Face à l’arsenal de mesures de guerre économique, la Russie a, par la voie de deux de ses poids-lourds, le porte-parole du Kremlin, Dmitri Peskov, et l’autre, Dmitri Medvedev, directeur adjoint du Comité de sécurité (et ex-président) fait valoir un changement de cap sur la manière dont ces sanctions seraient encaissées.  Dans des déclarations reprises par l’agence Itar-Tass, Medvedev a déploré que les citoyens russes soient menacés de confiscation de leurs biens et compagnies à l’extérieur, "juste comme cela", "hors toute sanction" {ndlr : entendre sanction dans le cadre du droit public international, qui soit avalisée par une résolution des Nations unies ou par une décision judiciaire d’une juridiction compétente). Tout cela se fait depuis "le mépris", selon Medvedev.

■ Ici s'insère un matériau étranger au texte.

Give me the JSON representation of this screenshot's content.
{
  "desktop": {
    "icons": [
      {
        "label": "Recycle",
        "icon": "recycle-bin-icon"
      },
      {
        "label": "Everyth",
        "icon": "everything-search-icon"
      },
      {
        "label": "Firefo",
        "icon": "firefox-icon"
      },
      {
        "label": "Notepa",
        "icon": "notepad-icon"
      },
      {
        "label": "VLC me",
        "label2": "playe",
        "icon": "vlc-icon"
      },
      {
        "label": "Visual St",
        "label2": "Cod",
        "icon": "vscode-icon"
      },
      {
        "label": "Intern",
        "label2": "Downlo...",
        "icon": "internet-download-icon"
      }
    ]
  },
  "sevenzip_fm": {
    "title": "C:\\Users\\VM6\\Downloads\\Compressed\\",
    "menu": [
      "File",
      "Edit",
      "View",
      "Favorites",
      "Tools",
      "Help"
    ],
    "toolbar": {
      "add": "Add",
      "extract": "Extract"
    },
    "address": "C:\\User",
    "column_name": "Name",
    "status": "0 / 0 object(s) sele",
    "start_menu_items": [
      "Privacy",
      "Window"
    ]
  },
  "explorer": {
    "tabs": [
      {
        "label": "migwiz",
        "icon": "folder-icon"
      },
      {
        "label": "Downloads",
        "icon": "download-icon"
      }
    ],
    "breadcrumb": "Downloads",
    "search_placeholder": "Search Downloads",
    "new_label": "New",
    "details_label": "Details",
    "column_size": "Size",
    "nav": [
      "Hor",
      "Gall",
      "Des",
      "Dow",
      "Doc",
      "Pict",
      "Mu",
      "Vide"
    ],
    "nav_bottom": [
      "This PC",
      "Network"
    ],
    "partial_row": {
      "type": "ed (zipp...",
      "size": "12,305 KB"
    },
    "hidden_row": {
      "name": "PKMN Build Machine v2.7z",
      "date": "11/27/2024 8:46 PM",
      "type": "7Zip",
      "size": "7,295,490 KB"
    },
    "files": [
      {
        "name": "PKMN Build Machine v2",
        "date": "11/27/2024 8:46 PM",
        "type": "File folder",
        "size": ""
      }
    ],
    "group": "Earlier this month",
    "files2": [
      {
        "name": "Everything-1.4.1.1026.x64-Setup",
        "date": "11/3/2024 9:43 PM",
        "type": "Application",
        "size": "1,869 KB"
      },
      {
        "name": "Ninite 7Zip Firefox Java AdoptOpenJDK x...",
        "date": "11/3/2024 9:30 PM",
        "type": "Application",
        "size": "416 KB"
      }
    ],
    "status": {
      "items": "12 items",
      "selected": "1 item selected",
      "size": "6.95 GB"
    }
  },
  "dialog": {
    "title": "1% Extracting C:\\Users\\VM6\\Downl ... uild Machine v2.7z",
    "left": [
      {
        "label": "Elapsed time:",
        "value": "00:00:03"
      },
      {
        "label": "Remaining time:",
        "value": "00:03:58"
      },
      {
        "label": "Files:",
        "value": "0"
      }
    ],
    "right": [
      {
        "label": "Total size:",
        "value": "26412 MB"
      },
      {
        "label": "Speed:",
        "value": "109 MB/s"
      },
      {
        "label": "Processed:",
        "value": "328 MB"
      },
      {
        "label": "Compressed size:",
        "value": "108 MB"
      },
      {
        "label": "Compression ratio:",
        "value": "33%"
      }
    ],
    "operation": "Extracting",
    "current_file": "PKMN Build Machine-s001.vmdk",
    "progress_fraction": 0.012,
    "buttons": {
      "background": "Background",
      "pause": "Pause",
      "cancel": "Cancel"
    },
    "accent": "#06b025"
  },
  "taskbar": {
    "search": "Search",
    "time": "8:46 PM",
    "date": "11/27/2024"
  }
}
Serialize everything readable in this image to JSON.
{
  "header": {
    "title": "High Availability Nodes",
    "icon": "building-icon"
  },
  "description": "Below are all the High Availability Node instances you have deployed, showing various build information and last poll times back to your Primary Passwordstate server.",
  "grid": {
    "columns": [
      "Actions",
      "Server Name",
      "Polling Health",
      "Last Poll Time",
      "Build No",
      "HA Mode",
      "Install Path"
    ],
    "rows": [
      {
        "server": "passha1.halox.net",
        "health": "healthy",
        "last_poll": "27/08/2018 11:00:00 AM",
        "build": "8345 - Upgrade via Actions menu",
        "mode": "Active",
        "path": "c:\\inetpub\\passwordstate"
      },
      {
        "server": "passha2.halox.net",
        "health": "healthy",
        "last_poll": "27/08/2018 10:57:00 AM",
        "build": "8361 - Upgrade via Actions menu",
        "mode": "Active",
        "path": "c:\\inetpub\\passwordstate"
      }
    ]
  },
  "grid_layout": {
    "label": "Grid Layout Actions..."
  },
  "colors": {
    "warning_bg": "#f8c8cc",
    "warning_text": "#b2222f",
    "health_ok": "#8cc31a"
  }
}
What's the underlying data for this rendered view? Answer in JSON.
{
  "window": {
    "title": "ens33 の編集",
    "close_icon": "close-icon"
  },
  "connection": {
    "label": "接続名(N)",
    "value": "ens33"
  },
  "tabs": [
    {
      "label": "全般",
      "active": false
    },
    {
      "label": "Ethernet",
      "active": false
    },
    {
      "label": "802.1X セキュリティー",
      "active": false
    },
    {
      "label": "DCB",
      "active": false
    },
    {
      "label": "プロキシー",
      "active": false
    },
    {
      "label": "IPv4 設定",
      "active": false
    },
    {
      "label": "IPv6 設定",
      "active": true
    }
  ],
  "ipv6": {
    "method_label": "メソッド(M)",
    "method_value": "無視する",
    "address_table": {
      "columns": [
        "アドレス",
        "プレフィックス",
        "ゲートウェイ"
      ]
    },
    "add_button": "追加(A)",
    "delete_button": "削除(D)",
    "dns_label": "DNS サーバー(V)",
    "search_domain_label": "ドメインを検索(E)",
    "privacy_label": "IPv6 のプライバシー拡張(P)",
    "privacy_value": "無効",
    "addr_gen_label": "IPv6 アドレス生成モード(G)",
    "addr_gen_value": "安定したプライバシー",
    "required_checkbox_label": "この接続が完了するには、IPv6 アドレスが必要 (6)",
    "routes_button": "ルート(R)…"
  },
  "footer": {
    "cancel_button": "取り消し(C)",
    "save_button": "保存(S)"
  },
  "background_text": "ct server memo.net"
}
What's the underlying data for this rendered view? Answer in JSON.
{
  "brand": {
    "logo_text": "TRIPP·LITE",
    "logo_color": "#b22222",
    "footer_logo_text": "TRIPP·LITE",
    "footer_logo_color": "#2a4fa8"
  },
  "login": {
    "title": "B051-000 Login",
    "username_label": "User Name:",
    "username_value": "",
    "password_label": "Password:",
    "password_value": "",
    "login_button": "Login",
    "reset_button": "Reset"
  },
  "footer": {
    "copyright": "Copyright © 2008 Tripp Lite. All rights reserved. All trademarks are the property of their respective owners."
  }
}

Des mesures "symétriques" seront adoptées par son pays, telle que la confiscation de biens appartenant à des étrangers ou à des compagnies étrangères basées en Russie. Il a également évoqué la possibilité de nationalisation de propriétés enregistrées auprès de juridictions "inamicales", cette notion s’appliquant désormais à tous les pays de l’UE. Peskov n'a pas été en reste en déclarant que l’humeur au Kremlin n’était pas à la "charité" et que le gaz se facturerait en rouble ou ne serait pas livré.

Au travers de cette batterie de sanction, l’Europe s’est inscrite dans le sillage de la politique américaine, engagé à la fin des années -90, sous Georges Bush père, consistant à forcer la recollectivisation de l’économie russe, la poussant à entrer dans une nouvelle phase d’autarcie. Situation paradoxale, c’est à l’UE de payer le gaz russe en rouble ou, le cas échéant, d’attendre que soient construites les infrastructures pour recevoir les méthaniers du gaz de schiste américain, payé au prix fort par les ménages et les entreprises

La résolution d’un conflit qui aurait dû être réglé en 2014, étant désormais engagée, par la médiation de puissances atypiques, reste que l’Europe a une fois de plus raté une occasion d’être prise au sérieux et de faire valoir ses intérêts, du fait de la médiocrité de son personnel politique et de fonctionnaires européens sans légitimité, se comportant en putschistes.